The Pros and Cons of the Grass-Fed Beef Boom
Americans eat less beef today than they did when Richard Nixon was president. But despite the decline in consumption that began in the mid-’70s, a particular type of beef is rapidly rising in popularity. According to Nielsen, sales of grass-fed beef rose by 40 percent in 2015 over 2014 numbers, compared with a 6.5 percent increase for conventional beef. Today, you can get grass-fed beef franks at Major League Baseball parks, grass-fed beef burgers at the drive-through, and packets of grass-fed ground beef at mega-grocers such as Walmart.
For an alternative meat product to achieve such mainstream status in a relatively short period of time is, on some level, a success story. After all, grass-fed production systems are celebrated for raising animals outside of confinement and can have a reduced environmental footprint compared with grain-fed beef. Defining what grass-fed beef is can be a challenge, and what lies behind the rising sales is equally murky. Despite sales being up significantly in the past year, grass-fed beef accounted for less than 2 percent of the overall beef market, according to the Department of Agriculture. Furthermore, the acceptance of grass-fed beef by American diners doesn’t mean that more American ranchers are moving away from conventional beef production.
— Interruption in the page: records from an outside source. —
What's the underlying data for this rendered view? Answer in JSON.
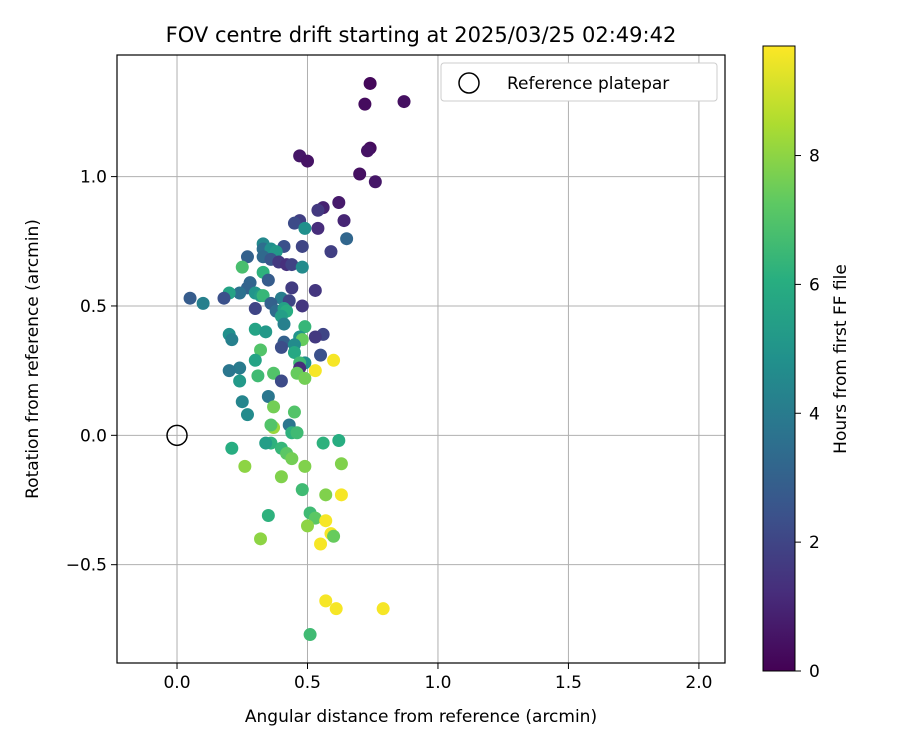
{
  "chart_data": {
    "type": "scatter",
    "title": "FOV centre drift starting at 2025/03/25 02:49:42",
    "xlabel": "Angular distance from reference (arcmin)",
    "ylabel": "Rotation from reference (arcmin)",
    "xlim": [
      -0.23,
      2.1
    ],
    "ylim": [
      -0.88,
      1.47
    ],
    "xticks": [
      "0.0",
      "0.5",
      "1.0",
      "1.5",
      "2.0"
    ],
    "xtick_values": [
      0,
      0.5,
      1.0,
      1.5,
      2.0
    ],
    "yticks": [
      "−0.5",
      "0.0",
      "0.5",
      "1.0"
    ],
    "ytick_values": [
      -0.5,
      0,
      0.5,
      1.0
    ],
    "grid": true,
    "legend": {
      "position": "top-right",
      "label": "Reference platepar"
    },
    "reference_point": {
      "x": 0.0,
      "y": 0.0
    },
    "colorbar": {
      "label": "Hours from first FF file",
      "range": [
        0,
        9.7
      ],
      "ticks": [
        "0",
        "2",
        "4",
        "6",
        "8"
      ],
      "tick_values": [
        0,
        2,
        4,
        6,
        8
      ],
      "colormap": "viridis"
    },
    "points": [
      {
        "x": 0.74,
        "y": 1.36,
        "h": 0.2
      },
      {
        "x": 0.72,
        "y": 1.28,
        "h": 0.3
      },
      {
        "x": 0.87,
        "y": 1.29,
        "h": 0.4
      },
      {
        "x": 0.74,
        "y": 1.11,
        "h": 0.3
      },
      {
        "x": 0.73,
        "y": 1.1,
        "h": 0.5
      },
      {
        "x": 0.47,
        "y": 1.08,
        "h": 0.6
      },
      {
        "x": 0.5,
        "y": 1.06,
        "h": 0.5
      },
      {
        "x": 0.7,
        "y": 1.01,
        "h": 0.4
      },
      {
        "x": 0.76,
        "y": 0.98,
        "h": 0.6
      },
      {
        "x": 0.62,
        "y": 0.9,
        "h": 0.7
      },
      {
        "x": 0.56,
        "y": 0.88,
        "h": 0.9
      },
      {
        "x": 0.54,
        "y": 0.87,
        "h": 1.6
      },
      {
        "x": 0.64,
        "y": 0.83,
        "h": 1.0
      },
      {
        "x": 0.47,
        "y": 0.83,
        "h": 1.8
      },
      {
        "x": 0.45,
        "y": 0.82,
        "h": 2.2
      },
      {
        "x": 0.54,
        "y": 0.8,
        "h": 1.2
      },
      {
        "x": 0.49,
        "y": 0.8,
        "h": 4.8
      },
      {
        "x": 0.65,
        "y": 0.76,
        "h": 3.2
      },
      {
        "x": 0.33,
        "y": 0.74,
        "h": 4.5
      },
      {
        "x": 0.48,
        "y": 0.73,
        "h": 2.0
      },
      {
        "x": 0.41,
        "y": 0.73,
        "h": 2.4
      },
      {
        "x": 0.33,
        "y": 0.72,
        "h": 3.5
      },
      {
        "x": 0.36,
        "y": 0.72,
        "h": 4.8
      },
      {
        "x": 0.38,
        "y": 0.71,
        "h": 5.2
      },
      {
        "x": 0.59,
        "y": 0.71,
        "h": 1.8
      },
      {
        "x": 0.27,
        "y": 0.69,
        "h": 3.0
      },
      {
        "x": 0.33,
        "y": 0.69,
        "h": 3.3
      },
      {
        "x": 0.36,
        "y": 0.68,
        "h": 2.6
      },
      {
        "x": 0.39,
        "y": 0.67,
        "h": 1.6
      },
      {
        "x": 0.42,
        "y": 0.66,
        "h": 1.3
      },
      {
        "x": 0.44,
        "y": 0.66,
        "h": 1.9
      },
      {
        "x": 0.25,
        "y": 0.65,
        "h": 6.8
      },
      {
        "x": 0.48,
        "y": 0.65,
        "h": 4.6
      },
      {
        "x": 0.33,
        "y": 0.63,
        "h": 6.2
      },
      {
        "x": 0.28,
        "y": 0.59,
        "h": 3.2
      },
      {
        "x": 0.35,
        "y": 0.6,
        "h": 2.8
      },
      {
        "x": 0.44,
        "y": 0.57,
        "h": 1.7
      },
      {
        "x": 0.27,
        "y": 0.57,
        "h": 3.1
      },
      {
        "x": 0.24,
        "y": 0.55,
        "h": 3.6
      },
      {
        "x": 0.2,
        "y": 0.55,
        "h": 5.6
      },
      {
        "x": 0.3,
        "y": 0.55,
        "h": 5.0
      },
      {
        "x": 0.32,
        "y": 0.54,
        "h": 5.3
      },
      {
        "x": 0.53,
        "y": 0.56,
        "h": 1.5
      },
      {
        "x": 0.05,
        "y": 0.53,
        "h": 2.8
      },
      {
        "x": 0.18,
        "y": 0.53,
        "h": 2.4
      },
      {
        "x": 0.33,
        "y": 0.54,
        "h": 6.4
      },
      {
        "x": 0.4,
        "y": 0.53,
        "h": 4.1
      },
      {
        "x": 0.43,
        "y": 0.52,
        "h": 2.0
      },
      {
        "x": 0.1,
        "y": 0.51,
        "h": 4.2
      },
      {
        "x": 0.36,
        "y": 0.51,
        "h": 3.0
      },
      {
        "x": 0.48,
        "y": 0.5,
        "h": 1.5
      },
      {
        "x": 0.3,
        "y": 0.49,
        "h": 2.0
      },
      {
        "x": 0.38,
        "y": 0.48,
        "h": 3.4
      },
      {
        "x": 0.41,
        "y": 0.49,
        "h": 5.5
      },
      {
        "x": 0.42,
        "y": 0.48,
        "h": 6.0
      },
      {
        "x": 0.4,
        "y": 0.46,
        "h": 5.4
      },
      {
        "x": 0.41,
        "y": 0.43,
        "h": 4.2
      },
      {
        "x": 0.49,
        "y": 0.42,
        "h": 6.4
      },
      {
        "x": 0.3,
        "y": 0.41,
        "h": 5.6
      },
      {
        "x": 0.34,
        "y": 0.4,
        "h": 5.2
      },
      {
        "x": 0.56,
        "y": 0.39,
        "h": 2.0
      },
      {
        "x": 0.53,
        "y": 0.38,
        "h": 1.6
      },
      {
        "x": 0.2,
        "y": 0.39,
        "h": 4.8
      },
      {
        "x": 0.21,
        "y": 0.37,
        "h": 4.2
      },
      {
        "x": 0.47,
        "y": 0.38,
        "h": 5.0
      },
      {
        "x": 0.48,
        "y": 0.37,
        "h": 7.4
      },
      {
        "x": 0.41,
        "y": 0.36,
        "h": 3.0
      },
      {
        "x": 0.4,
        "y": 0.34,
        "h": 2.3
      },
      {
        "x": 0.45,
        "y": 0.35,
        "h": 4.6
      },
      {
        "x": 0.32,
        "y": 0.33,
        "h": 7.0
      },
      {
        "x": 0.45,
        "y": 0.32,
        "h": 5.8
      },
      {
        "x": 0.55,
        "y": 0.31,
        "h": 2.4
      },
      {
        "x": 0.3,
        "y": 0.29,
        "h": 5.6
      },
      {
        "x": 0.6,
        "y": 0.29,
        "h": 9.6
      },
      {
        "x": 0.49,
        "y": 0.28,
        "h": 4.8
      },
      {
        "x": 0.47,
        "y": 0.28,
        "h": 6.6
      },
      {
        "x": 0.47,
        "y": 0.26,
        "h": 1.2
      },
      {
        "x": 0.24,
        "y": 0.26,
        "h": 4.0
      },
      {
        "x": 0.2,
        "y": 0.25,
        "h": 3.8
      },
      {
        "x": 0.53,
        "y": 0.25,
        "h": 9.6
      },
      {
        "x": 0.37,
        "y": 0.24,
        "h": 7.0
      },
      {
        "x": 0.46,
        "y": 0.24,
        "h": 7.4
      },
      {
        "x": 0.31,
        "y": 0.23,
        "h": 6.6
      },
      {
        "x": 0.49,
        "y": 0.22,
        "h": 7.6
      },
      {
        "x": 0.24,
        "y": 0.21,
        "h": 5.2
      },
      {
        "x": 0.4,
        "y": 0.21,
        "h": 2.2
      },
      {
        "x": 0.35,
        "y": 0.15,
        "h": 3.8
      },
      {
        "x": 0.25,
        "y": 0.13,
        "h": 4.4
      },
      {
        "x": 0.37,
        "y": 0.11,
        "h": 7.6
      },
      {
        "x": 0.45,
        "y": 0.09,
        "h": 7.0
      },
      {
        "x": 0.27,
        "y": 0.08,
        "h": 4.6
      },
      {
        "x": 0.43,
        "y": 0.04,
        "h": 3.8
      },
      {
        "x": 0.37,
        "y": 0.03,
        "h": 8.2
      },
      {
        "x": 0.36,
        "y": 0.04,
        "h": 7.0
      },
      {
        "x": 0.44,
        "y": 0.01,
        "h": 6.2
      },
      {
        "x": 0.46,
        "y": 0.01,
        "h": 6.6
      },
      {
        "x": 0.36,
        "y": -0.03,
        "h": 6.2
      },
      {
        "x": 0.34,
        "y": -0.03,
        "h": 5.4
      },
      {
        "x": 0.56,
        "y": -0.03,
        "h": 6.2
      },
      {
        "x": 0.62,
        "y": -0.02,
        "h": 6.0
      },
      {
        "x": 0.21,
        "y": -0.05,
        "h": 6.0
      },
      {
        "x": 0.4,
        "y": -0.05,
        "h": 6.4
      },
      {
        "x": 0.42,
        "y": -0.07,
        "h": 7.2
      },
      {
        "x": 0.44,
        "y": -0.09,
        "h": 7.6
      },
      {
        "x": 0.63,
        "y": -0.11,
        "h": 7.8
      },
      {
        "x": 0.26,
        "y": -0.12,
        "h": 8.0
      },
      {
        "x": 0.49,
        "y": -0.12,
        "h": 7.8
      },
      {
        "x": 0.4,
        "y": -0.16,
        "h": 7.8
      },
      {
        "x": 0.48,
        "y": -0.21,
        "h": 6.6
      },
      {
        "x": 0.57,
        "y": -0.23,
        "h": 7.8
      },
      {
        "x": 0.63,
        "y": -0.23,
        "h": 9.6
      },
      {
        "x": 0.51,
        "y": -0.3,
        "h": 6.6
      },
      {
        "x": 0.35,
        "y": -0.31,
        "h": 6.2
      },
      {
        "x": 0.53,
        "y": -0.32,
        "h": 7.2
      },
      {
        "x": 0.57,
        "y": -0.33,
        "h": 9.6
      },
      {
        "x": 0.5,
        "y": -0.35,
        "h": 8.0
      },
      {
        "x": 0.59,
        "y": -0.38,
        "h": 9.6
      },
      {
        "x": 0.6,
        "y": -0.39,
        "h": 7.4
      },
      {
        "x": 0.32,
        "y": -0.4,
        "h": 8.0
      },
      {
        "x": 0.55,
        "y": -0.42,
        "h": 9.6
      },
      {
        "x": 0.57,
        "y": -0.64,
        "h": 9.6
      },
      {
        "x": 0.61,
        "y": -0.67,
        "h": 9.6
      },
      {
        "x": 0.79,
        "y": -0.67,
        "h": 9.6
      },
      {
        "x": 0.51,
        "y": -0.77,
        "h": 6.6
      }
    ]
  }
}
Overall beef imports to the U.S. have been trending downward for about a decade, but two of the largest foreign suppliers of U.S. beef are New Zealand and Australia—and meat cattle operations in both countries are based in large part on pasture, not feedlots. According to the USDA Economic Research Service, “Most imported beef is lower-valued, grass-fed beef destined for processing, primarily as ground beef.” That’s been the case for a while, but as the market changes, all it takes is some new branding, and the same ground beef that was sold as “ground beef” a few years ago can suddenly become a hip new product with a not-insignificant green halo. The hormone- and antibiotic-free grass-fed burger that Carl’s Jr. debuted in 2014—to much fanfare—is made with 100 percent Australian beef.
“When consumers see grass-fed on a label, they have this vision in mind that the meat came from not-too-far away, from animals out on a pasture and not given antibiotics and hormones, and in many cases, that’s not the truth,” Marilyn Noble, a spokesperson for the American Grassfed Association, told The Wall Street Journal.
Domestic producers have seen their sales rise too, according to research from the Wallace Center, a nonprofit working to reform the food system, which found that U.S. grass-fed beef sales hit $400 million in 2013, compared with just $5 million in 1998. If you’re buying beef raised on pasture because you want to take part in the local ag economy, then shopping will require a bit more work than grabbing the first thing you see at the store with “grass-fed” printed on the label.
There was a USDA process-verified label for grass-fed beef, which required that animals be raised only on grass or forage, but it was rescinded this year (much to the chagrin of organizations that support small farms). The American Grassfed Association has established its own standards, which also require a diet consisting solely of grass and forage in addition to restricting the use of antibiotics, hormones, and confinement. All AMA-labeled beef comes from animals that were born and raised in the United States.